After serving a contentious four-year drug restrictions, China’s most decorated swimmer has made a triumphant comeback.
Sun Yang won silver in the men’s 400m slalom at China’s National Summer Swimming Championships. He eventually reportedly broke down while speaking to reporters in the Hefei area.
The Court of Arbitration for Sport ( CAS ) suspended Sun in 2020 because he had refused to give samples to testers who had come to his house.
He had recently received widespread acclaim in China as a drug lie, but state media praised his return.
It comes shortly after a highly publicised anti-doping row at the Paris Olympics this summer, in which China said its athletes were being unfairly targeted.
In a sad beach interview with investigators, 32-year-old Sun thanked those near to him for helping him get back to competing.
He told the South China Morning Post,” This is really because of the emphasis and support from my relatives– that’s what has kept me going up to this day.”
Sun won the second 400-meter and 1,500-meter free competition at the Olympics in 2012, making him China’s first male swimmer to do so.
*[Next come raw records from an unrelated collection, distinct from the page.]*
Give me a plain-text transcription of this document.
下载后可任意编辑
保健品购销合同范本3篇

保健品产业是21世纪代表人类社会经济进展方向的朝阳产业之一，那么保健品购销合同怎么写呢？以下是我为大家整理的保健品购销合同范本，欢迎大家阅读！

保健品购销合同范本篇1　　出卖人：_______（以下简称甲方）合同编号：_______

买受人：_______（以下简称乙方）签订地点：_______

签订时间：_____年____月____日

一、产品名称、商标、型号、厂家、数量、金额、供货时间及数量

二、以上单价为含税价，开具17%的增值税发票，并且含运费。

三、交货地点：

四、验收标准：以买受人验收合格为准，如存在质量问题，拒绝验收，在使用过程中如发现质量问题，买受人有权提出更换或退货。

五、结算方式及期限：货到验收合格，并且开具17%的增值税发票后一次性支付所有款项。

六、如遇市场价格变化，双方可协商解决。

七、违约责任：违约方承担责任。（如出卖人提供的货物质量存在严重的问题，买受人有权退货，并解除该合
Four times, he followed this up with another metal in the 200m slalom at the Rio Olympics.
However, his occupation crashed in 2018 when anti-doping officials visited his house to conduct an outside-the-box test.
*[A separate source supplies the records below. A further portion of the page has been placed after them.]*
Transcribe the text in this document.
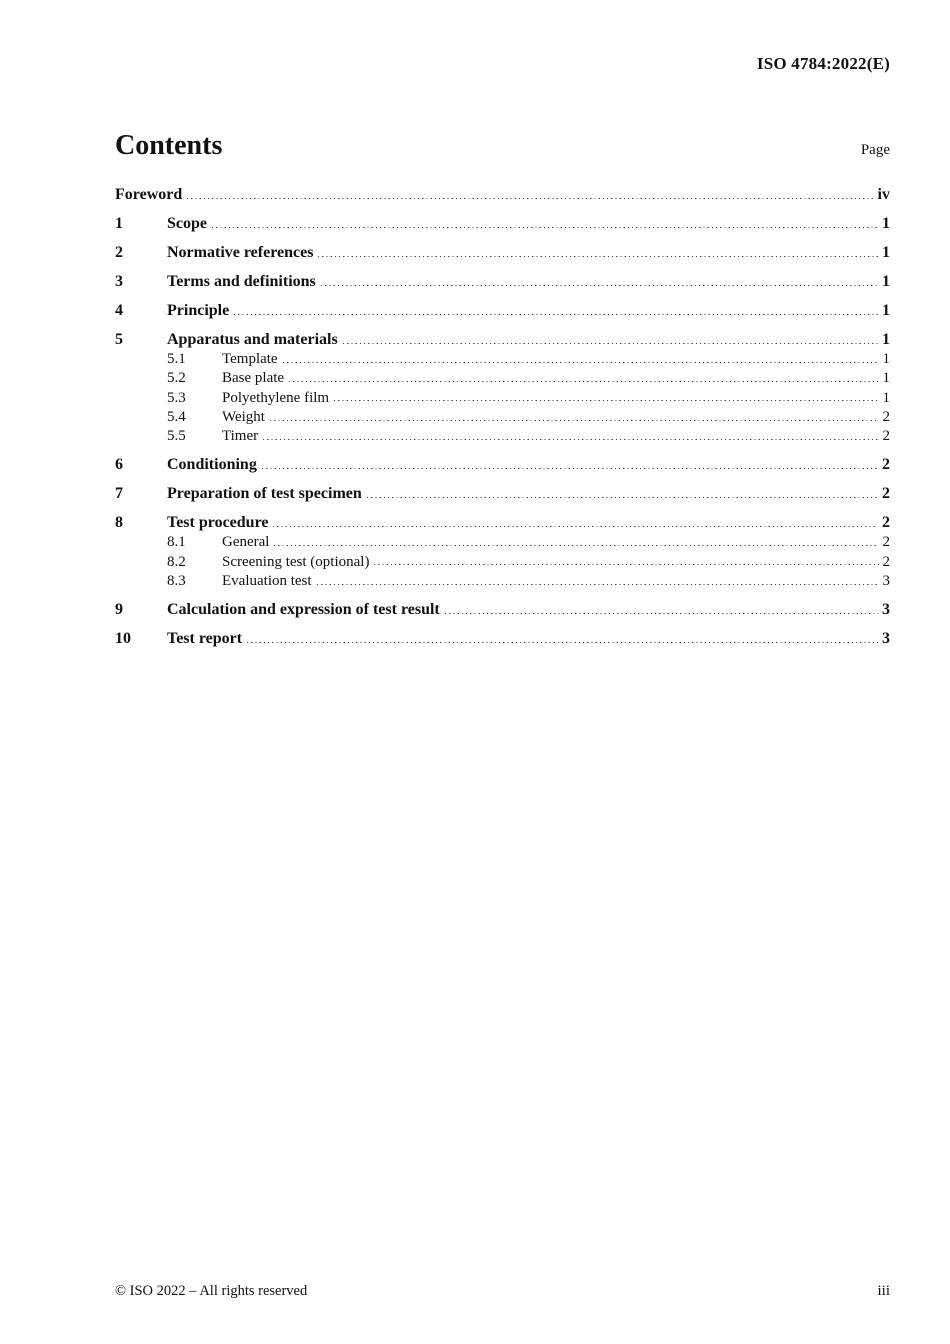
ISO 4784:2022(E)
Contents	Page
Foreword	iv
1	Scope	1
2	Normative references	1
3	Terms and definitions	1
4	Principle	1
5	Apparatus and materials	1
5.1	Template	1
5.2	Base plate	1
5.3	Polyethylene film	1
5.4	Weight	2
5.5	Timer	2
6	Conditioning	2
7	Preparation of test specimen	2
8	Test procedure	2
8.1	General	2
8.2	Screening test (optional)	2
8.3	Evaluation test	3
9	Calculation and expression of test result	3
10	Test report	3
© ISO 2022 – All rights reserved	iii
Sun and his team claimed that the testers lacked the necessary certifications and that they had resisted cooperating with them.
A part of Sun’s crew allegedly smashed a bottle of his body with a chisel to avengeance when they attempted to leave with the sample.
Sun, who had already been given a three-month suspension for using the banned substance Trimetazidine ( TMZ), denied any wrongdoing and was first cleared by swimming’s governing body Fina.
Two years later, but, CAS overturned the determination and ruled that Sun had refused to cooperate with the trial testing. He was given an eight-year restrictions that was later reduced to four times and three times on appeal.
Sun was permitted to keep all of his awards because he had never physically tested positive for any prohibited substances.
His success on Sunday, which received a lot of positive feedback on his social media posts, received widespread applause from Chinese state media sources.
” Brother Sun, do n’t cry. The past four years have n’t been easy. You’re amazing”, said one person on Weibo.
Another said:” Thanks to Sun Yang. Four years and three weeks of deliberation and patience have all paid off and led to this time. Looking forward to Los Angeles”.
Chinese swimmers have been in the spotlight since the Paris Olympics after a slew of doping allegations, followed by contentious US claims that the World Anti-Doping Agency (Wada) was covering it up.
Chinese athletes headed to Paris were drug-tested half as much as some other countries, which, in turn, has fuelled charges of a plot to destroy their effectiveness.
At the time, the state-run Global Times blamed Western powers for “abusing doping tests to disrupt]the ] Chinese swimming team”, while breaststroke champion Qin Haiyang accused opposing teams of using underhand” tricks” to disrupt Chinese competitors.
Sun made a long-awaited profit to indicate his native Zhejiang, but it’s not clear whether he will be allowed to reflect China on the global level.
Athletes who have been banned for more than a year are not ready to be selected for the national squad, according to the nation’s anti-doping laws.
Sun insists that despite his obvious shortcomings, he did “go all out” to contend for a place at the 2028 Olympics in Los Angeles.
No swimmers who competed in the Paris Olympics participated in his race on Sunday, and he finished almost nine hours behind his earlier best day of clocked in London in 2012.
” I may have done better. Four years away from competitors and without extensive training, I do think dirty in controlling the intensity, and I need more competitions”, he told state-run store China Daily.
” But it’s a good start for my return, and I’m happy with this result”, he added.